Question

A tank is filled by three pipes with uniform flow. The first two pipes operating simultaneously fill the tank in the same time during which the tank is filled by the third pipe alone. The second pipe fills the tank 5 hours faster than the first pipe and 4 hours slower than the third pipe. The time required by the first pipe is.
$
  {\text{A}}{\text{. 6 hours}} \\
  {\text{B}}{\text{. 10 hours}} \\
  {\text{C}}{\text{. 15 hours}} \\
  {\text{D}}{\text{. 30 hours}} \\
$

Answer 1

Hint – To find the time required by the first pipe we consider it to be a variable x, we then write the time taken by second and third pipes in terms of time taken by the first pipe and solve that relation using the given data for x.

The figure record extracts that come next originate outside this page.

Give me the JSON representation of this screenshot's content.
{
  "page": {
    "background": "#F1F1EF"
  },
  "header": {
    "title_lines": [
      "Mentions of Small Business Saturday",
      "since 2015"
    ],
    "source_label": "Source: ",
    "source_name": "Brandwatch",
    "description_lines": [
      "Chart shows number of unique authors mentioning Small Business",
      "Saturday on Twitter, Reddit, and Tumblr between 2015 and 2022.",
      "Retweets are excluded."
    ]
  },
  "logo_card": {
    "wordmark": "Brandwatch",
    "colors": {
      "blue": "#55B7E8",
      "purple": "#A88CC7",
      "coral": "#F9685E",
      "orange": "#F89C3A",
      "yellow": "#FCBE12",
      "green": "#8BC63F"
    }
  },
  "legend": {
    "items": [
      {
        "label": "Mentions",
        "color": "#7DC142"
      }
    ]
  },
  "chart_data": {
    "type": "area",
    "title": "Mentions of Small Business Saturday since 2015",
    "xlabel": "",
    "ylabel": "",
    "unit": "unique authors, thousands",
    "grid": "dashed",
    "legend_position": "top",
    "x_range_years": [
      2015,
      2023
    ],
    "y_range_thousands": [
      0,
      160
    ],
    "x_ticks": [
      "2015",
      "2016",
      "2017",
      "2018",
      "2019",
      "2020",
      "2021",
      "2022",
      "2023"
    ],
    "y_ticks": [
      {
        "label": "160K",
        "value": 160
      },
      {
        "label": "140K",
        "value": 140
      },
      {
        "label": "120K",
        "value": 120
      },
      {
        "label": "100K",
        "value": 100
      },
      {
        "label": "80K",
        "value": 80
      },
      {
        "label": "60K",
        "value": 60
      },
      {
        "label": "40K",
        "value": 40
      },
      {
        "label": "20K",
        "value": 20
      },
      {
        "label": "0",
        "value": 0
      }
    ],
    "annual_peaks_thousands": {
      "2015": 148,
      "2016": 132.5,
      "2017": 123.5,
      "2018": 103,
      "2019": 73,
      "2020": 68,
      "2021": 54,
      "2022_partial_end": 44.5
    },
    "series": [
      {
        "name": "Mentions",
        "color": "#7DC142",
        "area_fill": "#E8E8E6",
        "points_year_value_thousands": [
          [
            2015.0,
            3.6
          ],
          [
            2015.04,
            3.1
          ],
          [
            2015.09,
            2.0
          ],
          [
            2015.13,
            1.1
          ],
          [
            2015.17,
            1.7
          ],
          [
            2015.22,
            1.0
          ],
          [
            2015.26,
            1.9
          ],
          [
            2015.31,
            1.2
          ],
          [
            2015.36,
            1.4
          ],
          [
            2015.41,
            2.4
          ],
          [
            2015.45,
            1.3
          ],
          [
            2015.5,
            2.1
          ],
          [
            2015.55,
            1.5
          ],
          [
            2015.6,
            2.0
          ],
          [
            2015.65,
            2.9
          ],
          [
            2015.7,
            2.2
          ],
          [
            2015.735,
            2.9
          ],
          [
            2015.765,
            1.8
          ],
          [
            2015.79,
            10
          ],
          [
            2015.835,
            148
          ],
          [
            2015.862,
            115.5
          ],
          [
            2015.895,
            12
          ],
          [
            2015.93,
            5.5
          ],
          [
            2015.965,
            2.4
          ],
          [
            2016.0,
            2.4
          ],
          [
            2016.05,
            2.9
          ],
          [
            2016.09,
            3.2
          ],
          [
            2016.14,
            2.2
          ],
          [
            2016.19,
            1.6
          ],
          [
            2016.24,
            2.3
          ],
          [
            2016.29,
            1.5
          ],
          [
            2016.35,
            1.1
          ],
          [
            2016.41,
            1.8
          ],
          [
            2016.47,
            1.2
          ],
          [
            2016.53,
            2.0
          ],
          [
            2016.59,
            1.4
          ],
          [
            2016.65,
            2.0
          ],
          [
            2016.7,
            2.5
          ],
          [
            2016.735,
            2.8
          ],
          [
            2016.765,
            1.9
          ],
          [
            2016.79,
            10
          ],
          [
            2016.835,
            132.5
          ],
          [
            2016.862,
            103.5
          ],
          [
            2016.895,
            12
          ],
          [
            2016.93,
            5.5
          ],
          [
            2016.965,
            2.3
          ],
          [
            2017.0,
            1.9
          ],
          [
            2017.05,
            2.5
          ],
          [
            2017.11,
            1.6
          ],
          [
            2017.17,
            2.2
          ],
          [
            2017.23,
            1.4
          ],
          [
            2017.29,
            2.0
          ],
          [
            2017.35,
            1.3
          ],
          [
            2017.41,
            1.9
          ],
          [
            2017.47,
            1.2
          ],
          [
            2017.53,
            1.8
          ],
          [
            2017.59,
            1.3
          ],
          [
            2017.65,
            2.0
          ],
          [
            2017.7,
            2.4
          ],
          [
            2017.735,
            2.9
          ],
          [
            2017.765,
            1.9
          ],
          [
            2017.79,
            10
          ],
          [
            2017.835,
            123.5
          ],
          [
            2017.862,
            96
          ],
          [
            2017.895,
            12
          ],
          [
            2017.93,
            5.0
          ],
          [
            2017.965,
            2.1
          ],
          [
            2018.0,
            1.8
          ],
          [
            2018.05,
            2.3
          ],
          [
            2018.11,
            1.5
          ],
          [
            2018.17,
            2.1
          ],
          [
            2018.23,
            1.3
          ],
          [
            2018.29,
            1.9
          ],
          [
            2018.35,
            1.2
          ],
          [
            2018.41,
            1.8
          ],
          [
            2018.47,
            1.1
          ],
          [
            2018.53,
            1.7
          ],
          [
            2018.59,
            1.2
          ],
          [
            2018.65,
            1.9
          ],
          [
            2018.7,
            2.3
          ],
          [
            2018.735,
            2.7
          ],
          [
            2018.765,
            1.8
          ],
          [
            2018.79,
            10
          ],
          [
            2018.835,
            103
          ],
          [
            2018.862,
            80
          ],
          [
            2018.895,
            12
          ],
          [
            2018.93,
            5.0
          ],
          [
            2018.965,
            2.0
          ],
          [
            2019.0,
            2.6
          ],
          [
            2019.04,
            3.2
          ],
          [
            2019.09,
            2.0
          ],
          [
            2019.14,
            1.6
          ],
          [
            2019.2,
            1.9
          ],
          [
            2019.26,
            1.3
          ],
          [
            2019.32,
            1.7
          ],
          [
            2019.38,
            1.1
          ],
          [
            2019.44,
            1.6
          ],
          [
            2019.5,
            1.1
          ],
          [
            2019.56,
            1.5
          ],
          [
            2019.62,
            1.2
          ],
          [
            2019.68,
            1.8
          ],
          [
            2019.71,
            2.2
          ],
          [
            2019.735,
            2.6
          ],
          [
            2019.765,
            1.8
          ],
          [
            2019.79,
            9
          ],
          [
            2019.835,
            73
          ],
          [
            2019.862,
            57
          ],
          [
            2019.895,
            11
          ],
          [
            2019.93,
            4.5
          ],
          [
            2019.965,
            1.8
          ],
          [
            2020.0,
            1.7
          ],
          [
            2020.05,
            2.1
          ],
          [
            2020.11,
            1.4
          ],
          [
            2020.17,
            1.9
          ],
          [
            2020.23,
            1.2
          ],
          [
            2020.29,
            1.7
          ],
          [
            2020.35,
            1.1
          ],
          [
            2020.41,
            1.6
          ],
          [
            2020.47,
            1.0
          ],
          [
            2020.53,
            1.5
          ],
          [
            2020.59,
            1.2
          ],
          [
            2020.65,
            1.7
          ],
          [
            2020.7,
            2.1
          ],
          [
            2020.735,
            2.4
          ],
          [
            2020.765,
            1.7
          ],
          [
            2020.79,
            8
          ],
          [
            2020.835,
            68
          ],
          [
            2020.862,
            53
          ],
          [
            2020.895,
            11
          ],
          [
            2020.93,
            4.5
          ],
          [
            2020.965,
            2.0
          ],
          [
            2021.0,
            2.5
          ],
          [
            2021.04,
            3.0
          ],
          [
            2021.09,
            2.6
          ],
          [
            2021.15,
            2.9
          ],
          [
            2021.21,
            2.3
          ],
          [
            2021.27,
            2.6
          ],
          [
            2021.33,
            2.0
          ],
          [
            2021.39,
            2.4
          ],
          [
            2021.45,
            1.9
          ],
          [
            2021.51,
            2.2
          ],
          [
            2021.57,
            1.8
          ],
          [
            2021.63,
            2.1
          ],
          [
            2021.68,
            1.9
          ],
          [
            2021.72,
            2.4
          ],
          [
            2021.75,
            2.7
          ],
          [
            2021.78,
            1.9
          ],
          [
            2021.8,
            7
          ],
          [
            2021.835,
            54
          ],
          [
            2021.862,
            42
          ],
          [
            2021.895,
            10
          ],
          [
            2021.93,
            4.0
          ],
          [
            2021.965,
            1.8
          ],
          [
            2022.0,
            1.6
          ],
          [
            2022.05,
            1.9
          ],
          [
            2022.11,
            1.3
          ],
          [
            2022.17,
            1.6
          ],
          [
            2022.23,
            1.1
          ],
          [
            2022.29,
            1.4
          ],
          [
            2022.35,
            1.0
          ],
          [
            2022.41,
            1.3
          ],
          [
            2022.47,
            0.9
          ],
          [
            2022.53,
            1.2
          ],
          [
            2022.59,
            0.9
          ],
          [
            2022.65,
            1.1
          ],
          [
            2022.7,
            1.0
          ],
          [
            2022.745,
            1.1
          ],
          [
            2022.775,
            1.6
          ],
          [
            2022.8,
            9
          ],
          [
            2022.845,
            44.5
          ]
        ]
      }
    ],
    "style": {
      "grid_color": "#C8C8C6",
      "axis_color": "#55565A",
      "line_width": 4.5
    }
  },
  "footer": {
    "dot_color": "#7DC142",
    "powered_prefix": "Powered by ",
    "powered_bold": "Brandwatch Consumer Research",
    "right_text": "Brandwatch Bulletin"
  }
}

Complete step by step answer:
Let the time taken by the first pipe be x.

Given: The second pipe fills the tank 5 hours faster than the first pipe.
             The second pipe fills the tank 4 hours slower than the third pipe.

Then, second and third pipes will take (x-5) and (x-9) hours respectively to fill the tank.

Given: The first two pipes operating simultaneously fill the tank in the same time during which the tank is filled by the third pipe alone.

Let’s say the first pipe takes k hours to fill the tank, i.e. in one hour the amount of tank filled is$\dfrac{1}{{\text{k}}}$. Similarly we get $\dfrac{1}{{{\text{x - 5}}}}{\text{ and }}\dfrac{1}{{{\text{x - 9}}}}$ part of tank filled in one hour. Hence the relation is
$
  \dfrac{1}{{\text{x}}} + \dfrac{1}{{{\text{x - 5}}}} = \dfrac{1}{{{\text{x - 9}}}} \\
   \Rightarrow \dfrac{{{\text{x + }}\left( {{\text{x - 5}}} \right)}}{{{\text{x}}\left( {{\text{x - 5}}} \right)}} = \dfrac{1}{{{\text{x - 9}}}} \\
   \Rightarrow \left( {{\text{2x - 5}}} \right)\left( {{\text{x - 9}}} \right) = {\text{x}}\left( {{\text{x - 5}}} \right) \\
   \Rightarrow 2{{\text{x}}^2} - 5{\text{x - 18x + 45 = }}{{\text{x}}^2} - {\text{5x}} \\
   \Rightarrow {{\text{x}}^2} - 18{\text{x + 45 = 0}} \\
   \Rightarrow \left( {{\text{x - 15}}} \right)\left( {{\text{x - 3}}} \right) = 0 \\
   \Rightarrow {\text{x = 15}}{\text{.}} \\
$
We neglect x=3 because it does not hold true for all the given data in the question.
Hence the time required by the first pipe is 15 hours.
Hence Option C is the correct answer.

Note – In order to solve this type of questions the key is to write the sentences given the question in the form of equations and solve accordingly. Writing all the quantities in terms of one quantity simplifies the equation. While there are more than one values for the variable x after solving, we compare them with the data given in the question to verify.